Park City artist has a lot on his palette
From public art to theatre posters, Ragland enjoys paints and sculpture
Scott Iwasaki, The Park Record • 06/13/2012
Park City-based visual artist Greg Ragland is a popular man. Not only does the painter and sculptor show his works at J GO Gallery and other galleries in California, Georgia and Colorado, but he has new pieces that have been installed and will be installed in downtown Salt Lake City.
He is also the poster artist for Plan-B Theatre Company, which is currently presenting "Hedwig and the Angry Inch" at the Egyptian Theatre through Sunday, June 17.
His latest soon-to-be public art is called "Feathers in the Wind," which will be installed this weekend at Abravanel Hall. The work was commissioned by Salt Lake City for the Flying Objects 3.0 public art program, Ragland said. "The work is a kinetic sculpture that features three large feathers, measuring seven-and-a-half feet by seven-and-a-half feet, which are welded and intertwined together," he said. "They are painted bright colors with automotive paint and when the wind blows, they will spin."

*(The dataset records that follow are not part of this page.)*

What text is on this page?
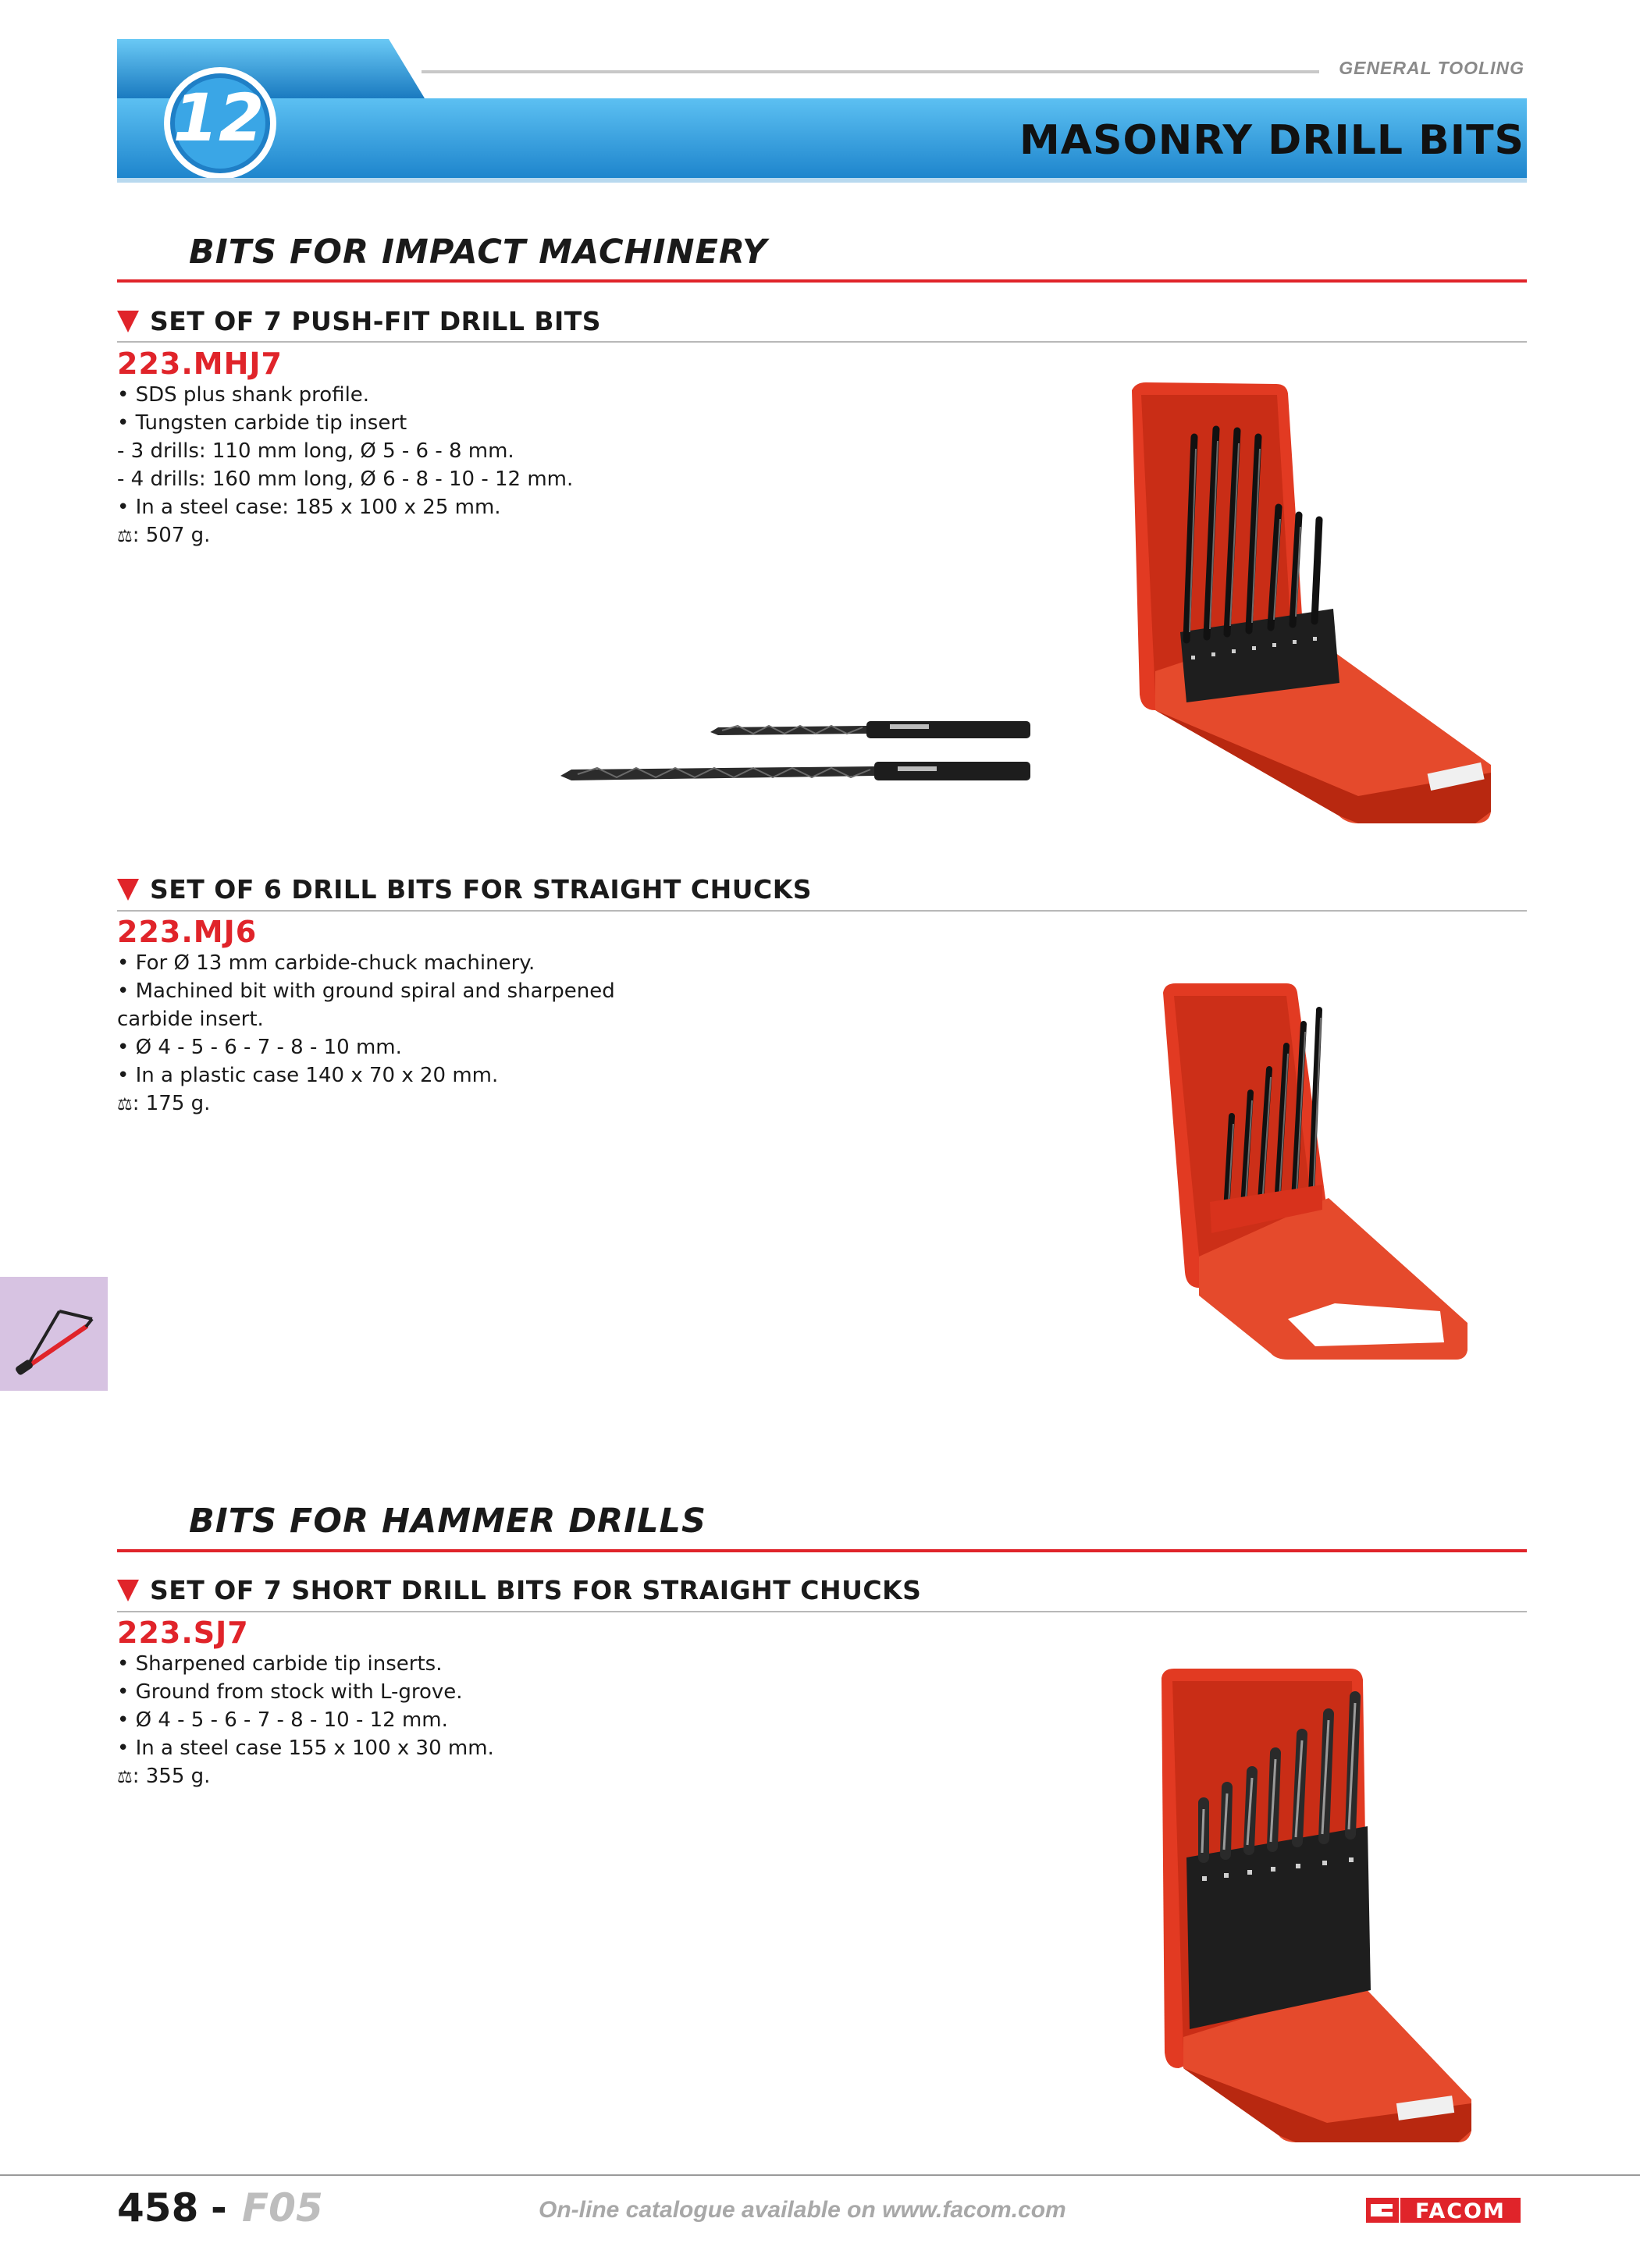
GENERAL TOOLING
12	MASONRY DRILL BITS
BITS FOR IMPACT MACHINERY
SET OF 7 PUSH-FIT DRILL BITS
223.MHJ7
• SDS plus shank profile.
• Tungsten carbide tip insert
- 3 drills: 110 mm long, Ø 5 - 6 - 8 mm.
- 4 drills: 160 mm long, Ø 6 - 8 - 10 - 12 mm.
• In a steel case: 185 x 100 x 25 mm.
⚖: 507 g.
SET OF 6 DRILL BITS FOR STRAIGHT CHUCKS
223.MJ6
• For Ø 13 mm carbide-chuck machinery.
• Machined bit with ground spiral and sharpened
carbide insert.
• Ø 4 - 5 - 6 - 7 - 8 - 10 mm.
• In a plastic case 140 x 70 x 20 mm.
⚖: 175 g.
BITS FOR HAMMER DRILLS
SET OF 7 SHORT DRILL BITS FOR STRAIGHT CHUCKS
223.SJ7
• Sharpened carbide tip inserts.
• Ground from stock with L-grove.
• Ø 4 - 5 - 6 - 7 - 8 - 10 - 12 mm.
• In a steel case 155 x 100 x 30 mm.
⚖: 355 g.
458 - F05	On-line catalogue available on www.facom.com	FACOM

His next big project will be installed next year at Salt Lake's new public safety building that will be located near 500 South and 300 East. "I'm getting ready to make two large bronze sculptured hands that face upwards on the ground, which is sign-language for the word 'serve,'" Ragland said. "Each hand will be 10 feet long by five-and-a-half feet wide, and people will be able to sit in them. It will take me the whole winter to do them." Ragland has been interested in visual arts since he was a child. "My skill set seems to be working with my hands and art was a way to express myself," he said. "I've always gravitated to working with working with tools for sculptures or painting and drawing. It was something that intrigued me from when I was six or seven and I haven't stopped yet."
Ragland's family wanted him to be architect and he enrolled in Arizona State University to study architecture. "I really didn't have a career path set, and I had originally wanted to pursue art, but my parents pushed me into architecture, because it seemed like a career where I could actually make a living," he said. "I also had an uncle who was an architect and he encouraged me to pursue architecture as a career as well." However, after taking some college classes, he decided art was the way to go. "Since art was something I had done all my life, it was like a comfort zone for me," he said. "It defined who I was as a person. I felt good doing it and I got some accolades for it."

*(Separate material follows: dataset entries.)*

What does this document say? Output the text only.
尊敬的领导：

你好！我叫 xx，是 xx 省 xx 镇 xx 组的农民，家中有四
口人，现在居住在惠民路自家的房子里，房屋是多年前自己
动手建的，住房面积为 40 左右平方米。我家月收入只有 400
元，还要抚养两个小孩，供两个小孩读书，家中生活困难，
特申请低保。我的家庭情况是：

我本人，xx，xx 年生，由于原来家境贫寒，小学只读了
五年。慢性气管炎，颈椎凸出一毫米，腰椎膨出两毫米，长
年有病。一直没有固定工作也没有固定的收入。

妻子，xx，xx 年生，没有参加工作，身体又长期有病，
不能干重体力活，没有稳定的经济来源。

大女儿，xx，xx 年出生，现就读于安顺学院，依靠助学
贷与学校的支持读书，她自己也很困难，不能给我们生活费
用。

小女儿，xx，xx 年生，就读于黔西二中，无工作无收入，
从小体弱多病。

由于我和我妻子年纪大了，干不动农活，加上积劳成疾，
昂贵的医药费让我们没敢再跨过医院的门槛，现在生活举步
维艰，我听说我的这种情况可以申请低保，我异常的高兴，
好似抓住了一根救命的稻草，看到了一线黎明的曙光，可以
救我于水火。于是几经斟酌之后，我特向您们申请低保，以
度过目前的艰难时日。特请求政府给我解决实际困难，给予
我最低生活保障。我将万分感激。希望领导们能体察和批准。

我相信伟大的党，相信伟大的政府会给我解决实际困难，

Unlike some artists, Ragland enjoys working in both sculpting and painting. "I would hate to give up any one of them," he said. "Painting, for me, is where I feel most comfortable. The thing about painting is that there is an interesting mix for me about what I paint. I like painting some things that are abstract, but I also like to show I can render. So, I combine those things in my works." Ragland likes working with acrylics. "I paint my small pieces on panel and the larger ones are on canvas," he said. "Acrylics seem to get a bad rap sometimes because some people think of them as cheap and cheesy because of the way they are applied. My goal is to paint with them as if they were oils."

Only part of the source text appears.